Referee 2 calls for:

• more discussion of identity politics, in particular the way they have been coopted within state-sponsored initiatives;

• more engagement with the literature on anti-racist activism and in particular alliances across racialised difference;

• more attention to ‘race’ and in particular ‘how invocations of ‘postracialism’ may have a bearing on the specific struggles of refugees’.

The detail with which I can deal with any of these questions within the scope of this paper is limited by space, but I have attempted to respond through a combination of widening the discussion of the literature and pointing to the connections between these wider debates and the specific focus of the article. I have responded to the first point by expanding the discussion of identity politics, with additional references to Yúdice (2003) and Shukra (1995) (pp.12-13).
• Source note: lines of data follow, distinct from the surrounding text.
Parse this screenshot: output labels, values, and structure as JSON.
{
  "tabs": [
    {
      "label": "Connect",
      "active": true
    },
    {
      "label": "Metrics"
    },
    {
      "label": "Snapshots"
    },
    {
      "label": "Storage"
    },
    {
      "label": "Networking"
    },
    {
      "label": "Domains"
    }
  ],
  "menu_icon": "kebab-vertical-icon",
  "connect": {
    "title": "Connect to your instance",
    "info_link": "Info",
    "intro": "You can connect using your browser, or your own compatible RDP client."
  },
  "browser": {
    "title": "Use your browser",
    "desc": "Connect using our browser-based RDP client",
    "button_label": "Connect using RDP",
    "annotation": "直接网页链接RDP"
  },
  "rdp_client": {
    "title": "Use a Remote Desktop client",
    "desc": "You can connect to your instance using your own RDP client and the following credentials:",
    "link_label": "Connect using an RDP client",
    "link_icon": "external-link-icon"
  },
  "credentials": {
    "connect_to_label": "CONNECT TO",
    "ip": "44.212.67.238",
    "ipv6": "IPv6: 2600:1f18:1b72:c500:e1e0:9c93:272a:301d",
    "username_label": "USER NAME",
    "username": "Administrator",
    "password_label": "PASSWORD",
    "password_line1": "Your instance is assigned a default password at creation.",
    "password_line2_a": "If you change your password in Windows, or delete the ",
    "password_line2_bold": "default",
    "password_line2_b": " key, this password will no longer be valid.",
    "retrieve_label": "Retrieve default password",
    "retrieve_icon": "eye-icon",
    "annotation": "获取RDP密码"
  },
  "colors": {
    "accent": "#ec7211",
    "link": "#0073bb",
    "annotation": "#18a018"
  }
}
I have responded to the second point by adding to the literature on anti-racist and migrant activism that the article already references (Anderson, 2010, Bailey, 2012, Bunyan, 2010, Chimienti, 2011, Hill Collins, 1990, Nicholls, 2011, Però, 2008, Takhar, 2011), with references to literature specifically concerning alliances across racialised difference (Ledwith and Asgill, 2000, Penketh, 2000) (pp. 12, 14-16). I have used this to support a more detailed discussion of the diverse membership of CAMP (including making explicit the involvement of black people who were not refugees) (pp. 12, 16-17), developed the discussion of refugees’ public and internal roles in CAMP (pp. 16-17), added an acknowledgement that the relative absence of refugees from some kinds of roles raises questions of representation (p. 17)), and restructured the section about the organisation’s structure to improve the clarity of the argument (pp. 14-18). The third point, regarding ‘race’ and post-racialism has been responded to with reference to Lentin and Titley (2011) and discussion of the impact on white people of involvement in CAMP (pp. 11-12).
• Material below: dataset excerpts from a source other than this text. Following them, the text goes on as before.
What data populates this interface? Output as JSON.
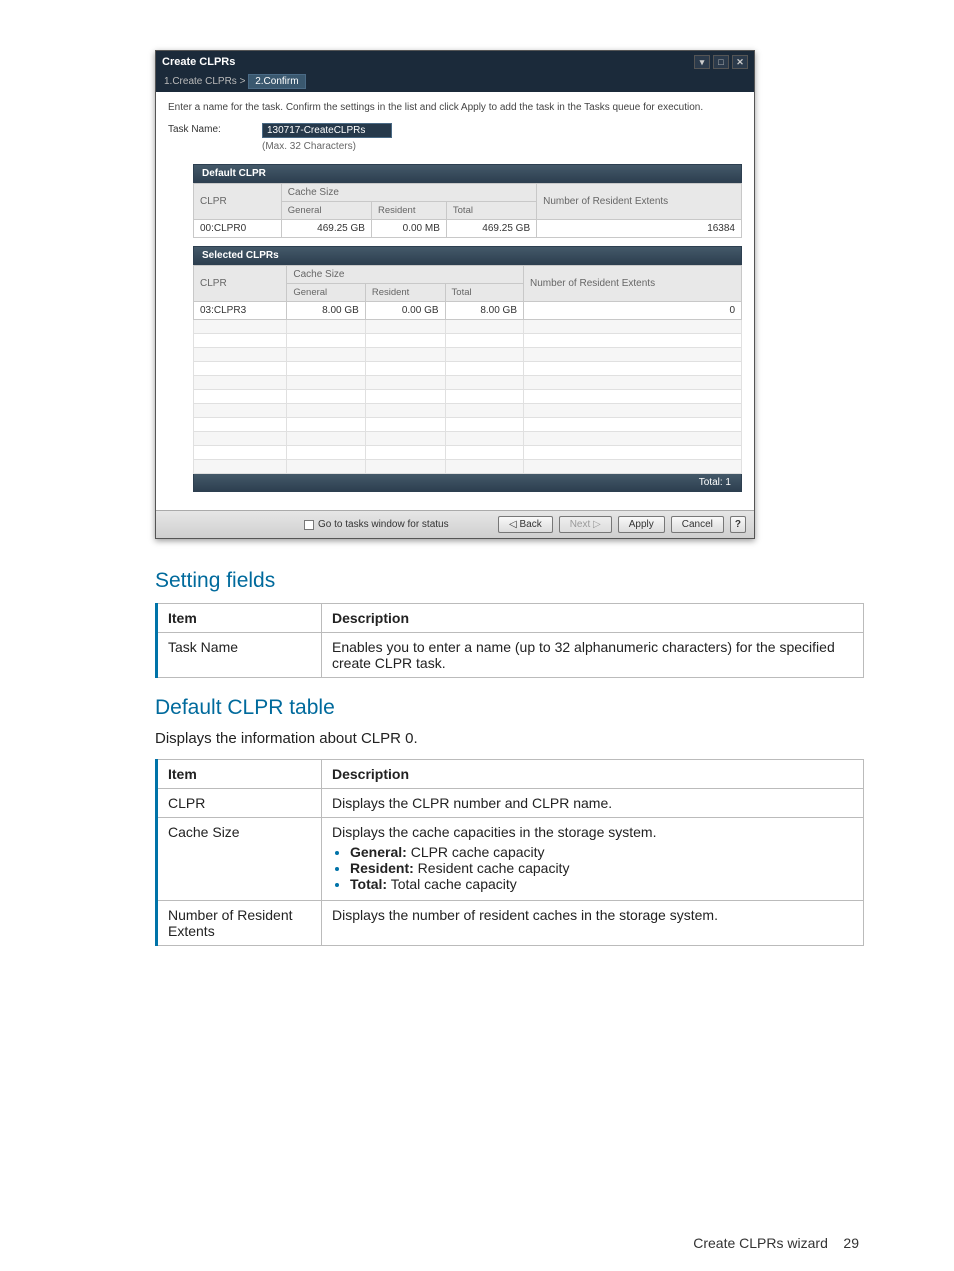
{
  "dialog": {
    "title": "Create CLPRs",
    "breadcrumb": {
      "step1": "1.Create CLPRs",
      "sep": ">",
      "step2": "2.Confirm"
    },
    "instruction": "Enter a name for the task. Confirm the settings in the list and click Apply to add the task in the Tasks queue for execution.",
    "task_label": "Task Name:",
    "task_value": "130717-CreateCLPRs",
    "task_hint": "(Max. 32 Characters)",
    "default_panel": {
      "title": "Default CLPR",
      "cols": {
        "clpr": "CLPR",
        "cache": "Cache Size",
        "general": "General",
        "resident": "Resident",
        "total": "Total",
        "extents": "Number of Resident Extents"
      },
      "row": {
        "clpr": "00:CLPR0",
        "general": "469.25 GB",
        "resident": "0.00 MB",
        "total": "469.25 GB",
        "extents": "16384"
      }
    },
    "selected_panel": {
      "title": "Selected CLPRs",
      "cols": {
        "clpr": "CLPR",
        "cache": "Cache Size",
        "general": "General",
        "resident": "Resident",
        "total": "Total",
        "extents": "Number of Resident Extents"
      },
      "row": {
        "clpr": "03:CLPR3",
        "general": "8.00 GB",
        "resident": "0.00 GB",
        "total": "8.00 GB",
        "extents": "0"
      },
      "total_label": "Total:  1"
    },
    "footer": {
      "checkbox": "Go to tasks window for status",
      "back": "◁ Back",
      "next": "Next ▷",
      "apply": "Apply",
      "cancel": "Cancel",
      "help": "?"
    }
  },
  "sections": {
    "setting_title": "Setting fields",
    "setting_th_item": "Item",
    "setting_th_desc": "Description",
    "setting_row_item": "Task Name",
    "setting_row_desc": "Enables you to enter a name (up to 32 alphanumeric characters) for the specified create CLPR task.",
    "default_title": "Default CLPR table",
    "default_desc": "Displays the information about CLPR 0.",
    "d_th_item": "Item",
    "d_th_desc": "Description",
    "d_r1_item": "CLPR",
    "d_r1_desc": "Displays the CLPR number and CLPR name.",
    "d_r2_item": "Cache Size",
    "d_r2_desc_lead": "Displays the cache capacities in the storage system.",
    "d_r2_b1_k": "General:",
    "d_r2_b1_v": " CLPR cache capacity",
    "d_r2_b2_k": "Resident:",
    "d_r2_b2_v": " Resident cache capacity",
    "d_r2_b3_k": "Total:",
    "d_r2_b3_v": " Total cache capacity",
    "d_r3_item": "Number of Resident Extents",
    "d_r3_desc": "Displays the number of resident caches in the storage system."
  },
  "page_footer": {
    "label": "Create CLPRs wizard",
    "num": "29"
  }
}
Referee 2 also questions whether the case study provides a basis for a model, ‘as it is not unique nor absolutely innovative’. I have responded to this by explaining in more detail the purpose of developing a conceptual model, that it is ‘not intended to imply that CAMP was unique or unprecedented, but rather to: facilitate comparisons within wider histories of political community organising (although such comparisons are beyond the scope of this paper); demonstrate the utility and challenges of such approaches in the contemporary UK asylum context, where they are largely absent; explain the relationship between objective and subjective factors that enabled CAMP to develop, to inform transferability to other contexts’ (p.7).
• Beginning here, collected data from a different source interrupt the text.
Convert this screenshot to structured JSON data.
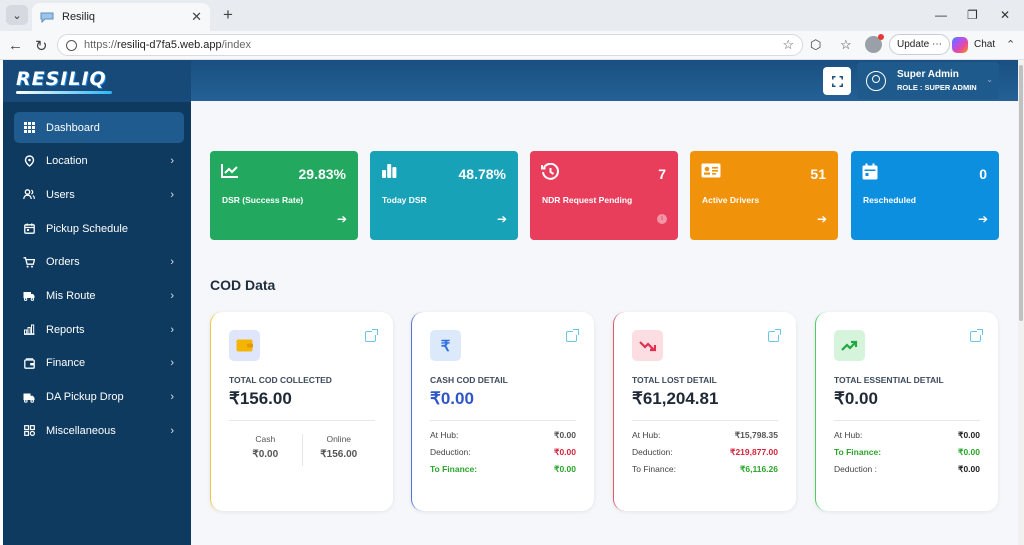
{
  "browser": {
    "tab_title": "Resiliq",
    "url_prefix": "https://",
    "url_host": "resiliq-d7fa5.web.app",
    "url_path": "/index",
    "update_label": "Update",
    "chat_label": "Chat"
  },
  "app": {
    "logo": "RESILIQ"
  },
  "sidebar": {
    "items": [
      {
        "label": "Dashboard",
        "icon": "grid-icon"
      },
      {
        "label": "Location",
        "icon": "location-icon"
      },
      {
        "label": "Users",
        "icon": "users-icon"
      },
      {
        "label": "Pickup Schedule",
        "icon": "calendar-icon"
      },
      {
        "label": "Orders",
        "icon": "cart-icon"
      },
      {
        "label": "Mis Route",
        "icon": "route-icon"
      },
      {
        "label": "Reports",
        "icon": "chart-icon"
      },
      {
        "label": "Finance",
        "icon": "wallet-icon"
      },
      {
        "label": "DA Pickup Drop",
        "icon": "truck-icon"
      },
      {
        "label": "Miscellaneous",
        "icon": "apps-icon"
      }
    ]
  },
  "header": {
    "user_name": "Super Admin",
    "user_role": "ROLE : SUPER ADMIN"
  },
  "stats": [
    {
      "value": "29.83%",
      "label": "DSR (Success Rate)",
      "color": "#22a95f"
    },
    {
      "value": "48.78%",
      "label": "Today DSR",
      "color": "#17a2b8"
    },
    {
      "value": "7",
      "label": "NDR Request Pending",
      "color": "#e83e5c"
    },
    {
      "value": "51",
      "label": "Active Drivers",
      "color": "#f0930b"
    },
    {
      "value": "0",
      "label": "Rescheduled",
      "color": "#0d8fe0"
    }
  ],
  "cod": {
    "title": "COD Data",
    "cards": [
      {
        "label": "TOTAL COD COLLECTED",
        "amount": "₹156.00",
        "cash_label": "Cash",
        "cash_value": "₹0.00",
        "online_label": "Online",
        "online_value": "₹156.00"
      },
      {
        "label": "CASH COD DETAIL",
        "amount": "₹0.00",
        "rows": [
          {
            "k": "At Hub:",
            "v": "₹0.00"
          },
          {
            "k": "Deduction:",
            "v": "₹0.00"
          },
          {
            "k": "To Finance:",
            "v": "₹0.00"
          }
        ]
      },
      {
        "label": "TOTAL LOST DETAIL",
        "amount": "₹61,204.81",
        "rows": [
          {
            "k": "At Hub:",
            "v": "₹15,798.35"
          },
          {
            "k": "Deduction:",
            "v": "₹219,877.00"
          },
          {
            "k": "To Finance:",
            "v": "₹6,116.26"
          }
        ]
      },
      {
        "label": "TOTAL ESSENTIAL DETAIL",
        "amount": "₹0.00",
        "rows": [
          {
            "k": "At Hub:",
            "v": "₹0.00"
          },
          {
            "k": "To Finance:",
            "v": "₹0.00"
          },
          {
            "k": "Deduction :",
            "v": "₹0.00"
          }
        ]
      }
    ]
  }
}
Responding to these comments within the word limit has required some sections to be reduced, particularly in the contextual discussion of the asylum system, although this is discussed in detail in my book, to which I refer readers of the article (p. 3). In some places I have also removed or edited down some of the data that was presented in the previous submission. I have removed some of the works cited in the previous submission, in places were multiple sources were given for the same point, and where I felt this could be done while still leaving all points adequately referenced.

As you might have noticed, developing the elements of the article requested by the referees also required something to be lost to keep within the journal’s strict word limit. So while some elements of the analysis and the reference to the wider literature are dealt with more fully in the final version, parts of the context and the details about CAMP are dealt with more briefly. As hard copies of journals come to play a less significant role, I wonder whether journals will relax their upper word limits, at least at the stage that authors are responding to reviewers’ comments, and we can have the best of both worlds (and preferably open access!).